I saw babies in strollers, toddlers being pulled in wagons, young children on tricycles and bikes with training wheels, and a few on their parent's shoulders. A woman on a handicapped scooter was slowly making her way down the road, and a older gentleman using a cane walked deliberately by himself. One or two joggers breezed by. A group of skateboarders were taking advantage of some slight inclines in the road. When they'd get down to the bottom of one, they were going pretty fast. Later I saw them on the bicycle side, which was probably more appropriate.
Not everyone was walking on the pedestrian side. There was a dad and his son throwing a football back and forth, an group of people playing Four Square, and a collection of people on yoga mats practicing their sun salutations. (I found out they were doing some advertising for a nearby studio.) We walked past the area where they were going to have an official ribbon cutting ceremony later in the day. The rows of folding chairs in front of the stage took up a good portion of those lanes.

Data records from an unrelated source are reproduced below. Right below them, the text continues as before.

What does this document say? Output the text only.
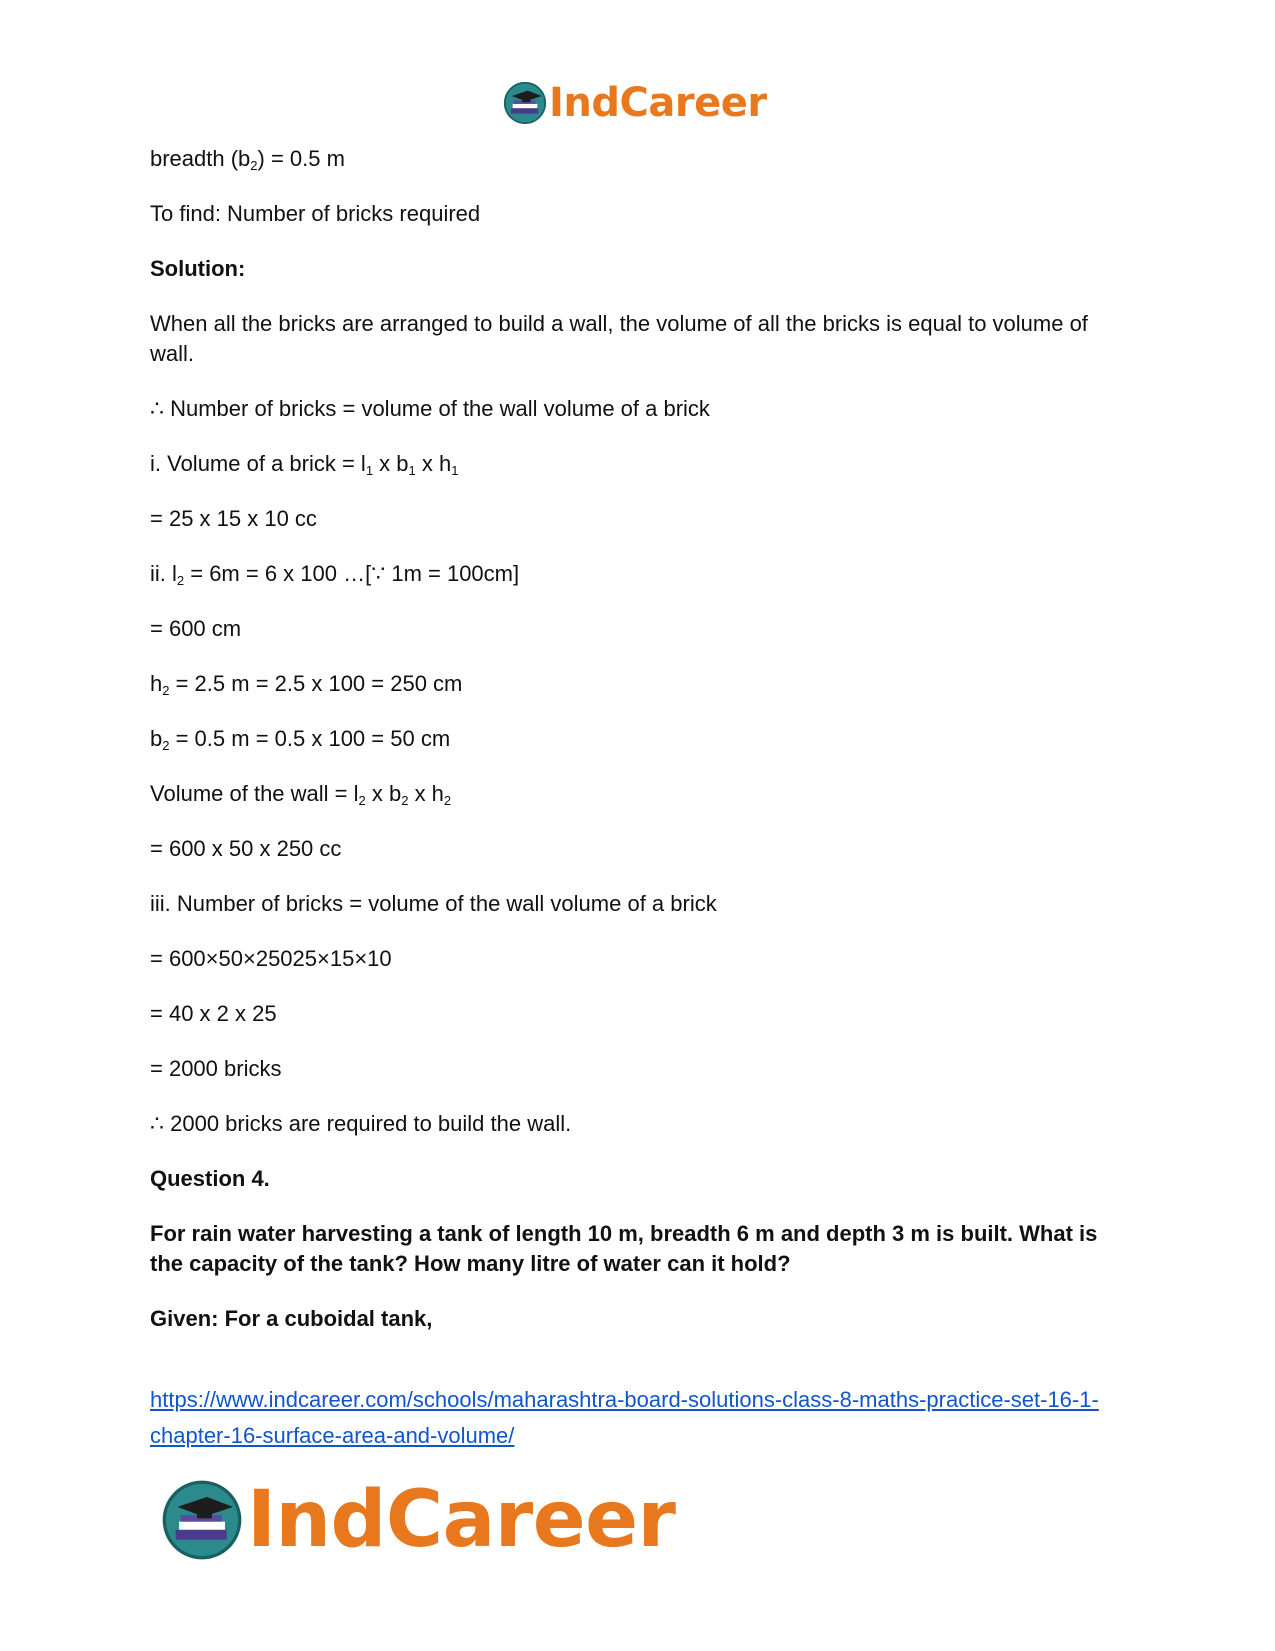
IndCareer

breadth $(b_2) = 0.5$ m

To find: Number of bricks required

Solution:

When all the bricks are arranged to build a wall, the volume of all the bricks is equal to volume of wall.

∴ Number of bricks = volume of the wall volume of a brick

i. Volume of a brick = $l_1$ x $b_1$ x $h_1$

= 25 x 15 x 10 cc

ii. $l_2 = 6m = 6$ x 100 …[∵ 1m = 100cm]

= 600 cm

$h_2 = 2.5$ m = 2.5 x 100 = 250 cm

$b_2 = 0.5$ m = 0.5 x 100 = 50 cm

Volume of the wall = $l_2$ x $b_2$ x $h_2$

= 600 x 50 x 250 cc

iii. Number of bricks = volume of the wall volume of a brick

= 600×50×25025×15×10

= 40 x 2 x 25

= 2000 bricks

∴ 2000 bricks are required to build the wall.

Question 4.

For rain water harvesting a tank of length 10 m, breadth 6 m and depth 3 m is built. What is the capacity of the tank? How many litre of water can it hold?

Given: For a cuboidal tank,

https://www.indcareer.com/schools/maharashtra-board-solutions-class-8-maths-practice-set-16-1-chapter-16-surface-area-and-volume/
IndCareer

The median had been decorated with chalk in several spots. I found a small piece and added a bit:
We walked about two miles to the west, and then turned around and made our way back to the starting point. By the time we started walking up the exit ramp to leave, I was ready to be done. The temperature this afternoon was in the upper 30s, and the slight breeze didn't help. When we finished walking and got back on the shuttle bus, it was nice and warm!
Some parts of Highway 40 have been in use since the 1930s--long before the Interstate system was developed. It was long overdue for an upgrade; now that the road is up to current standards, the signage all says Interstate 64. Will anyone in the area ever call it that, though?